In this instance, I put a cartoon on Elevate that had previously gone viral among nature-lovers and others on social media and asked them to note any key features, discuss what is going on, what political ideas are being advanced and whether the ideology underlying the cartoon has a name. In the previous week’s work, we had done a reading that touched on ecofascism, so it shouldn’t have been a new concept for most students in the group.

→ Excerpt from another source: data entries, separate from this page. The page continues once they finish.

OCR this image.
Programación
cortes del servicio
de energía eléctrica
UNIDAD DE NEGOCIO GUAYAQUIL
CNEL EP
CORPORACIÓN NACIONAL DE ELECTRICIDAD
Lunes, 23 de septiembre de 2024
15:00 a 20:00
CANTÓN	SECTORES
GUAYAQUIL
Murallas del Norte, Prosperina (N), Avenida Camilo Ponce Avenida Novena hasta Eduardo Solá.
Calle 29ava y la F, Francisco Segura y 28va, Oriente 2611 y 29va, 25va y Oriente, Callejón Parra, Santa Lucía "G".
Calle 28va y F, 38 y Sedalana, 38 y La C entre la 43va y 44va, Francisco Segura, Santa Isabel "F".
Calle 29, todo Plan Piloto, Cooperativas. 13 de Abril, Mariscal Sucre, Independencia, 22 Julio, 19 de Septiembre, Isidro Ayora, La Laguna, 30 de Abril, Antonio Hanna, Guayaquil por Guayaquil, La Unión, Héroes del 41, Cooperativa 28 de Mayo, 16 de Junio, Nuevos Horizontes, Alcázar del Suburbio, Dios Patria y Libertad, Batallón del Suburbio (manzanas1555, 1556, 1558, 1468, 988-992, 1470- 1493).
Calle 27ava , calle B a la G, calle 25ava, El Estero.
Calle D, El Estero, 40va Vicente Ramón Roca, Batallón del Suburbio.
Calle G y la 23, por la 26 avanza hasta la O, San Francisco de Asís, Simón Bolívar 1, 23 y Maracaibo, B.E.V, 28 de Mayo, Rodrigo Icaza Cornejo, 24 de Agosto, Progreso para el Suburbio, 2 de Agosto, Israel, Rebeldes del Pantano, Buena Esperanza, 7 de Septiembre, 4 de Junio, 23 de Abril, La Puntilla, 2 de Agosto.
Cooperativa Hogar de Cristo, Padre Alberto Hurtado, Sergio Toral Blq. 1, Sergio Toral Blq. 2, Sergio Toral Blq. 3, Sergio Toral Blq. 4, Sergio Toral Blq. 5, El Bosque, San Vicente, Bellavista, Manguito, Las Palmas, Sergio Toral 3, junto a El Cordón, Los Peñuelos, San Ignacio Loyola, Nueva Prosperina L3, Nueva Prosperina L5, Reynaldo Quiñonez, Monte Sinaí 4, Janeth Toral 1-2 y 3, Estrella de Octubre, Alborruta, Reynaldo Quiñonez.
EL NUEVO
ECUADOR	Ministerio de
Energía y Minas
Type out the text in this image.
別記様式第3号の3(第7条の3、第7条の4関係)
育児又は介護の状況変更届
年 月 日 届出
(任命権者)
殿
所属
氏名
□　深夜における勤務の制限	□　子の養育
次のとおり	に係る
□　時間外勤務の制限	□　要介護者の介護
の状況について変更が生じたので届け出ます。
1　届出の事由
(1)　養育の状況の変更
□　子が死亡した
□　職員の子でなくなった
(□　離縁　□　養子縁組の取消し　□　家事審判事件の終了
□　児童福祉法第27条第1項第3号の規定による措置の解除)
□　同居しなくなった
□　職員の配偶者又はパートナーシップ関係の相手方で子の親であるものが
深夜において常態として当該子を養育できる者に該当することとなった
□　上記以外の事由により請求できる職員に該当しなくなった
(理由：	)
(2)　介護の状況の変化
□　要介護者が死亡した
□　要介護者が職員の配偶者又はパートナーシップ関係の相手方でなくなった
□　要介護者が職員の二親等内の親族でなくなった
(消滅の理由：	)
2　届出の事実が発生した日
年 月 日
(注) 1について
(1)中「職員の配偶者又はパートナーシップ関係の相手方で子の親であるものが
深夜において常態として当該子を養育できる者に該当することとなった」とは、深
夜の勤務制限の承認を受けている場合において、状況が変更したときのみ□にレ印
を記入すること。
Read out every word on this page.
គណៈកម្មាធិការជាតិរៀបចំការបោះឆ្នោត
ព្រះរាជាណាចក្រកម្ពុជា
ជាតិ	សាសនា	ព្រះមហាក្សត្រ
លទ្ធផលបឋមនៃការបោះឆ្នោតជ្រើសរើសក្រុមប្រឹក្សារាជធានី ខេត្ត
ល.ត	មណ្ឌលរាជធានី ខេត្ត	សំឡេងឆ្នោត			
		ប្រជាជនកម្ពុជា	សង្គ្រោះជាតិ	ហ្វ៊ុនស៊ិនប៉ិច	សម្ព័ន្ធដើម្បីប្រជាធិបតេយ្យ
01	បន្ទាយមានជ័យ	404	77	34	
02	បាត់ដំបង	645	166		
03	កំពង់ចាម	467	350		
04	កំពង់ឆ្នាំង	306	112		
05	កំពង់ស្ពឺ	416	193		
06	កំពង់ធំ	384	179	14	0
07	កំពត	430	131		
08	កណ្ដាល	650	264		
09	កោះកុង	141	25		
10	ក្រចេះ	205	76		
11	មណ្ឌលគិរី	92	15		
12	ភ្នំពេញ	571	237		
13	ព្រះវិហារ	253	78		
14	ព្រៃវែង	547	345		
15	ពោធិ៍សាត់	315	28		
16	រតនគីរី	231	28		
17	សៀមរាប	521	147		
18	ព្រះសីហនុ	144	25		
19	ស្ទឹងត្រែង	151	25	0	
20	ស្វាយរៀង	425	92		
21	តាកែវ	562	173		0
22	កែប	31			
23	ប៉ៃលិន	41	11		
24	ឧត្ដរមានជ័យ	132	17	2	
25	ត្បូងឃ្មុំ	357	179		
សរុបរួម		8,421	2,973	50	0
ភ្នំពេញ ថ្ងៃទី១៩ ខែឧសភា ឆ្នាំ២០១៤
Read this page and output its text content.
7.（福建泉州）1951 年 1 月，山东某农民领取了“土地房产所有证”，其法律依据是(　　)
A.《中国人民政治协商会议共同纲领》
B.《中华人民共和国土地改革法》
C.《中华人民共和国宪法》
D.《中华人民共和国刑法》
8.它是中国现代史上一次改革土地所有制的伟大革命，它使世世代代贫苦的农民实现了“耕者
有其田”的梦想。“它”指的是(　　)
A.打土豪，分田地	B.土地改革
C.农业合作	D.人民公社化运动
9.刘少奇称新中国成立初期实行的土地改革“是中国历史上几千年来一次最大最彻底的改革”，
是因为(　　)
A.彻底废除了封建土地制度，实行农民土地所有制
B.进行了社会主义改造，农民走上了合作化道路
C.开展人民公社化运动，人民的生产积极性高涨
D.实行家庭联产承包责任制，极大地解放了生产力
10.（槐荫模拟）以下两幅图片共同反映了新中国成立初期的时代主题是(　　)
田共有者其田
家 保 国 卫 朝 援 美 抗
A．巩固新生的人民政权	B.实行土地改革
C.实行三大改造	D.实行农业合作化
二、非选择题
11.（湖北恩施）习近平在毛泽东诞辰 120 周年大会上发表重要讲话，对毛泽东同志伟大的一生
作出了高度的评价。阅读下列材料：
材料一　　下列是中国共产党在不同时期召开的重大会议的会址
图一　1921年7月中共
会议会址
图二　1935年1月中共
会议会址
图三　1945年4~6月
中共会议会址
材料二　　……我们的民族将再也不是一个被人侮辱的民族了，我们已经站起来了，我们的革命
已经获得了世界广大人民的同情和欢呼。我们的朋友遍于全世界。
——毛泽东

You can see the full exercise and how last year’s students did with it in this video:

The beauty of using a cartoon like this is that it is very concrete and students could pull out lots of individual features of the image from the whiteness and size of the family in the foreground to their heteronormativity; from the implicit racism and homophobia of ideas about ‘shrinking cities’ to the eugenicist implications of the anti-vaccine and mask imagery; from the ableist assumptions to the antisemitic coded langauge. Having noted all these individual elements before class on Elevate, the classroom discussion itself then enabled us to bring them together, to understand how ideologies contain lots of disparate ideas, tropes and discourses, that together produce a vision of the world, and to make sure we would be on the alert to any one of these problematic ideas in future by understanding how they link to all the others. In keeping with my overall focus on what I want students to be able to do as a result of the class, I hope they will be able to recognise, describe and challenge ecofascism in future and quickly understand that it’s not a good thing to ‘like’ or ‘share’.

I’ll write more about my adventures in social annotation later in the term, especially if they work out. (As you can see in the video, I haven’t quite cracked when and how to use it, yet.) Let us know if you have used it yourself and have any thoughts about when it is, or isn’t, useful.